Apae de Santa Bárbara d'Oeste enfrenta crise financeira com dívida de R$ 5,9 milhões
A Associação de Pais e Amigos dos Excepcionais (Apae) de Santa Bárbara d'Oeste, no interior de São Paulo, está em uma situação crítica, descrita pelo diretor do conselho da entidade, Adilson Boaretto, como "próxima de colapso" financeiro. A organização, que oferece serviços gratuitos de saúde, educação e assistência social para pessoas com deficiência intelectual e múltipla, acumula uma dívida total de R$ 5,9 milhões, além de enfrentar problemas estruturais graves e processos trabalhistas.
Dívida acumulada e insuficiência de recursos
Segundo Boaretto, a dívida começou a se acumular há cerca de sete anos, resultado da insuficiência de repasses do poder público e da alta demanda por atendimentos. Os recursos recebidos não cobrem os custos reais dos serviços prestados, e a procura aumentou significativamente. Em 2025, a entidade fechou o ano com um déficit de R$ 2 milhões, agravando a situação financeira.
O tesoureiro da Apae, Jefferson Laudissi, detalhou a composição da dívida: R$ 4,7 milhões em consignados do SUS, R$ 950 mil em FGTS, R$ 165 mil em consignados atrasados, R$ 150 mil em boletos vencidos e R$ 11,2 mil em consignados de funcionários.
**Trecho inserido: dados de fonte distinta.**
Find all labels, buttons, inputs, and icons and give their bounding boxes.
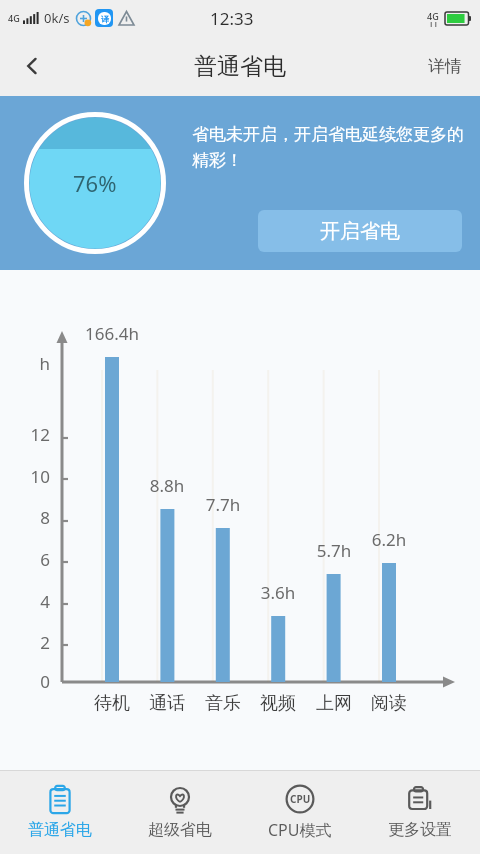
button[interactable]: Back <box>0 36 64 96</box>
button[interactable]: 更多设置 <box>360 771 480 854</box>
staticText: 3.6h <box>242 581 314 604</box>
staticText: 上网 <box>305 692 363 715</box>
staticText: 4G <box>8 12 20 24</box>
staticText: CPU <box>290 792 311 806</box>
staticText: 0 <box>16 670 50 693</box>
staticText: h <box>16 352 50 375</box>
button[interactable]: 开启省电 <box>258 210 462 252</box>
staticText: 超级省电 <box>148 820 212 840</box>
staticText: 译 <box>101 14 109 24</box>
button[interactable]: 超级省电 <box>120 771 240 854</box>
staticText: 4 <box>16 590 50 613</box>
staticText: CPU模式 <box>268 819 332 841</box>
staticText: 10 <box>16 465 50 488</box>
staticText: 更多设置 <box>388 820 452 840</box>
staticText: 8 <box>16 506 50 529</box>
staticText: 2 <box>16 631 50 654</box>
staticText: 阅读 <box>360 692 418 715</box>
staticText: 详情 <box>428 56 462 77</box>
staticText: 76% <box>73 168 117 198</box>
staticText: 通话 <box>138 692 196 715</box>
staticText: 12 <box>16 423 50 446</box>
staticText: 音乐 <box>194 692 252 715</box>
staticText: 8.8h <box>131 474 203 497</box>
staticText: 省电未开启，开启省电延续您更多的精彩！ <box>192 124 466 171</box>
button[interactable]: 普通省电 <box>0 771 120 854</box>
staticText: 12:33 <box>210 7 254 30</box>
staticText: 普通省电 <box>28 820 92 840</box>
button[interactable]: CPU <box>240 771 360 854</box>
staticText: 7.7h <box>187 493 259 516</box>
staticText: 166.4h <box>76 322 148 345</box>
staticText: 6 <box>16 548 50 571</box>
staticText: 普通省电 <box>194 52 286 81</box>
staticText: 待机 <box>83 692 141 715</box>
staticText: 6.2h <box>353 528 425 551</box>
button[interactable]: 详情 <box>410 36 480 96</box>
staticText: 0k/s <box>44 9 70 27</box>
staticText: 开启省电 <box>320 219 400 244</box>
staticText: 4G <box>427 10 439 22</box>
staticText: 视频 <box>249 692 307 715</box>
staticText: 5.7h <box>298 539 370 562</box>
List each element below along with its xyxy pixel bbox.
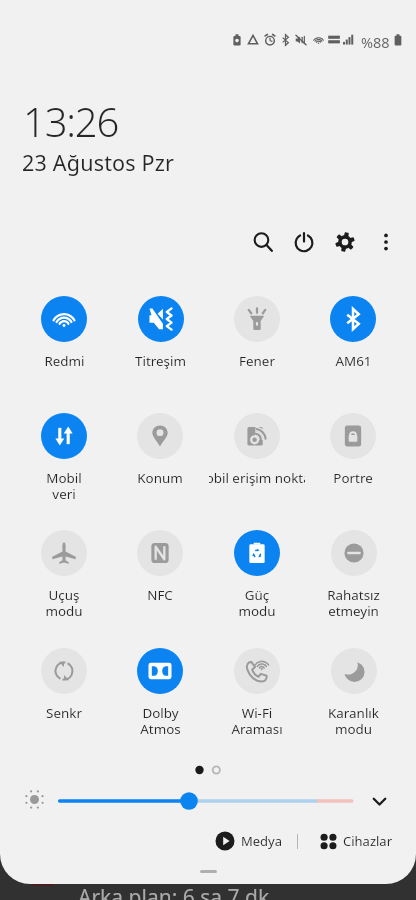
button[interactable]: Fener: [209, 292, 305, 387]
staticText: AM61: [335, 352, 372, 370]
staticText: Wi-Fi Araması: [231, 704, 283, 738]
staticText: Senkr: [46, 704, 82, 722]
button[interactable]: More options: [375, 231, 397, 253]
staticText: Dolby Atmos: [140, 704, 181, 738]
staticText: Mobil erişim noktası: [209, 469, 305, 487]
staticText: Rahatsız etmeyin: [327, 586, 380, 620]
button[interactable]: Konum: [112, 409, 208, 504]
button[interactable]: Senkr: [16, 644, 112, 739]
button[interactable]: Settings: [334, 231, 356, 253]
button[interactable]: Mobil erişim noktası: [209, 409, 305, 504]
button[interactable]: Portre: [305, 409, 401, 504]
staticText: Fener: [239, 352, 275, 370]
button[interactable]: Cihazlar: [320, 832, 393, 850]
button[interactable]: Brightness: [56, 790, 356, 812]
button[interactable]: Medya: [215, 831, 283, 851]
staticText: Arka plan: 6 sa 7 dk: [78, 883, 270, 900]
button[interactable]: Power: [293, 231, 315, 253]
staticText: 13:26: [23, 94, 119, 148]
staticText: %88: [361, 32, 390, 48]
staticText: Cihazlar: [343, 832, 393, 850]
button[interactable]: Mobil veri: [16, 409, 112, 504]
button[interactable]: Redmi: [16, 292, 112, 387]
button[interactable]: Wi-Fi Araması: [209, 644, 305, 739]
staticText: NFC: [147, 586, 173, 604]
staticText: Konum: [137, 469, 183, 487]
staticText: Karanlık modu: [328, 704, 379, 738]
button[interactable]: AM61: [305, 292, 401, 387]
button[interactable]: NFC: [112, 526, 208, 621]
staticText: Mobil veri: [46, 469, 82, 503]
staticText: 23 Ağustos Pzr: [22, 148, 175, 177]
button[interactable]: Expand: [368, 790, 391, 813]
button[interactable]: Rahatsız etmeyin: [305, 526, 401, 621]
button[interactable]: Titreşim: [112, 292, 208, 387]
staticText: Güç modu: [238, 586, 276, 620]
staticText: Redmi: [44, 352, 85, 370]
button[interactable]: Dolby Atmos: [112, 644, 208, 739]
button[interactable]: Uçuş modu: [16, 526, 112, 621]
staticText: Portre: [333, 469, 373, 487]
staticText: Uçuş modu: [45, 586, 83, 620]
button[interactable]: Karanlık modu: [305, 644, 401, 739]
button[interactable]: Search: [252, 231, 274, 253]
staticText: Titreşim: [135, 352, 186, 370]
staticText: Medya: [241, 832, 283, 850]
button[interactable]: Güç modu: [209, 526, 305, 621]
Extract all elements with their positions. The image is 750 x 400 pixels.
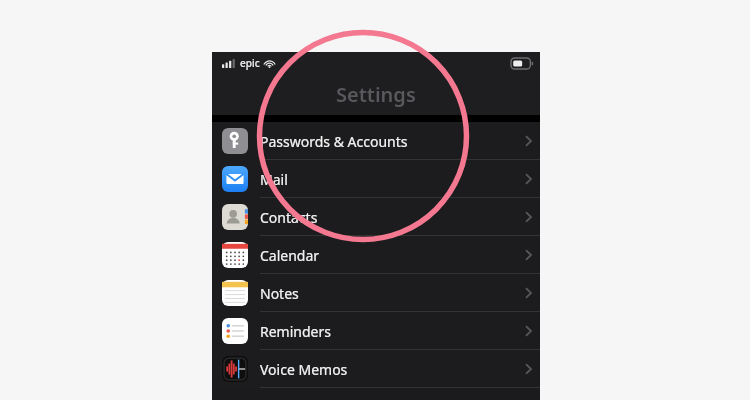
button[interactable]: Voice Memos [212,350,540,388]
button[interactable]: Contacts [212,198,540,236]
staticText: Settings [336,81,416,108]
button[interactable]: Mail [212,160,540,198]
staticText: Passwords & Accounts [260,132,408,151]
staticText: Notes [260,284,299,303]
button[interactable]: Passwords & Accounts [212,122,540,160]
button[interactable]: Calendar [212,236,540,274]
staticText: Reminders [260,322,331,341]
staticText: Voice Memos [260,360,348,379]
staticText: epic [240,56,260,70]
staticText: Calendar [260,246,320,265]
button[interactable]: Notes [212,274,540,312]
button[interactable]: Reminders [212,312,540,350]
staticText: Mail [260,170,288,189]
staticText: Contacts [260,208,318,227]
other: Battery [511,58,533,69]
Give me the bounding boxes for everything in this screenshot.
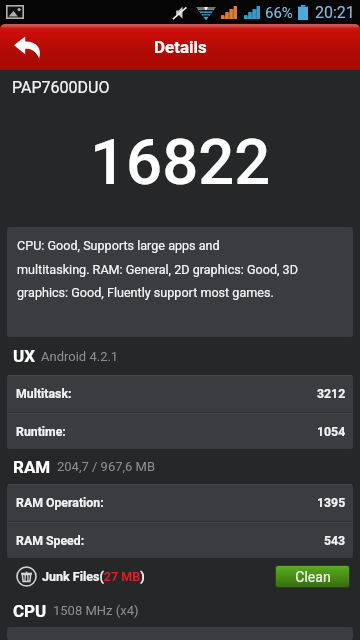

Boaretto explicou que gestões anteriores priorizaram o atendimento humanizado, contando com recursos incertos que não se concretizaram, criando uma "bola de neve" de endividamento.
Problemas estruturais e processos trabalhistas
Além da crise financeira, o prédio da instituição está "bastante danificado" e necessita de reparos urgentes, com estimativas entre R$ 400 mil e R$ 500 mil para manutenção básica. Uma reforma completa ultrapassaria R$ 600 mil, limitando a capacidade de acolher novos casos, especialmente na educação, onde há uma demanda represada de cerca de 200 pessoas aguardando diagnóstico.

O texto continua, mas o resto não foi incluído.